(CNN) -- Lou Reed, who took rock 'n' roll into dark corners as a songwriter, vocalist and guitarist for the Velvet Underground and as a solo artist, has died at the age of 71, his publicist said Sunday.
"It is now officially confirmed that Lou Reed did pass away several hours ago," Peter Noble said.
Noble didn't disclose details of Reed's death.
Reed was a rock pioneer who went from record label songwriter to a member of a short-lived, but innovative and influential band.
"Glam, punk and alternative rock are all unthinkable without his revelatory example," wrote Jon Dolan in Rolling Stone, which first reported his death.
"The world has lost a fine songwriter and poet. I've lost my 'school-yard buddy,' " Cale wrote on Twitter.
The Velvets tackled taboo topics like drug addiction, paranoia and sexual deviancy, according to their bio page on the Rock and Roll Hall of Fame site.
Rock mythology has it that even though they were around only for a few years, everyone who went to a Velvet Underground concert went out and started a band.
Rolling Stone ranks the group's debut album, "The Velvet Underground and Nico" as the 13th greatest of all time.
And performers from David Bowie to R.E.M. and U2 have cited them as inspiration.
In 1970, Reed left the Velvets for a long solo career turning out classics like "Walk on the Wild Side" and "Sweet Jane."

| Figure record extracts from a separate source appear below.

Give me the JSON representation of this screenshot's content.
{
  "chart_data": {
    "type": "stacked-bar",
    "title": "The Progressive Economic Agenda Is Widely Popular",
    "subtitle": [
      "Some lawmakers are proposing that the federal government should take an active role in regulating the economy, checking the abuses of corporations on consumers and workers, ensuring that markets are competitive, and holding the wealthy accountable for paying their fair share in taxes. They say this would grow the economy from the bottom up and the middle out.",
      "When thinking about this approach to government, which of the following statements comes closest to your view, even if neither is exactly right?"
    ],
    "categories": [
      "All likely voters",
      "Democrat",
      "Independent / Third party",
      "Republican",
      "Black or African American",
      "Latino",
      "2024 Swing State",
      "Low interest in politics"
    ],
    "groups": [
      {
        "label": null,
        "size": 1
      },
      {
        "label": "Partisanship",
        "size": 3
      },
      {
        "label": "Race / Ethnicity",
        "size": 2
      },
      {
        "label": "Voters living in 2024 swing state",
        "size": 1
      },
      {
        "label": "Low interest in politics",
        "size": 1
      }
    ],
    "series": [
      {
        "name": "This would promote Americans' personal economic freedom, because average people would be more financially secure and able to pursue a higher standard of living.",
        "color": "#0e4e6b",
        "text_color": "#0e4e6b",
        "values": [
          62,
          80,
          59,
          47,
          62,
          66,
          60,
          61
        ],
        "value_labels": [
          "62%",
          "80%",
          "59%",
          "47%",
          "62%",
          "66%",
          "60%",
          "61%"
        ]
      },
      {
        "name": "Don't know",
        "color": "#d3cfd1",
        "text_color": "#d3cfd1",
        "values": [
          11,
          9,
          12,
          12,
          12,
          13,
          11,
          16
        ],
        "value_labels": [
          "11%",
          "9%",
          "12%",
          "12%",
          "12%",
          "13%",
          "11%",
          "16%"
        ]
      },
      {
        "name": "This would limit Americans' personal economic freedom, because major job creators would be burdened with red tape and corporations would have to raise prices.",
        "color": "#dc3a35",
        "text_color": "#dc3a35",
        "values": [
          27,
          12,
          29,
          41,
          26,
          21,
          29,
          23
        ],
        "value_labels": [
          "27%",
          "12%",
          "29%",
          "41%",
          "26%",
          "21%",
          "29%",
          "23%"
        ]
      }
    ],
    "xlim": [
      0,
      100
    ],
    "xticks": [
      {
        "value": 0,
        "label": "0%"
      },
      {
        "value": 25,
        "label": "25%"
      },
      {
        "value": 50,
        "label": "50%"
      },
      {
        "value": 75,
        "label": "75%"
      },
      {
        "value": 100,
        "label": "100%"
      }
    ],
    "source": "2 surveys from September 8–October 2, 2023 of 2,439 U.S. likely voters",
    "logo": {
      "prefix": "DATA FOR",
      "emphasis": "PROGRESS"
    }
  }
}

"People say rock 'n' roll is constricting, but you can do anything you want, any way you want. And my goal has been to make an album that would speak to people the way Shakespeare speaks to me, the way Joyce speaks to me. Something with that kind of power; something with bite to it,'' Reed told the New York Times in 1982 while promoting his album "The Blue Mask."
Reed's wife, Laurie Anderson, told The Times of London this summer, that Reed had a life-saving liver transplant in May.
"R.I.P. LOU REED....A LEGEND," the Pixies wrote on their Twitter page.
Iggy Pop wrote simply: "Devastating news."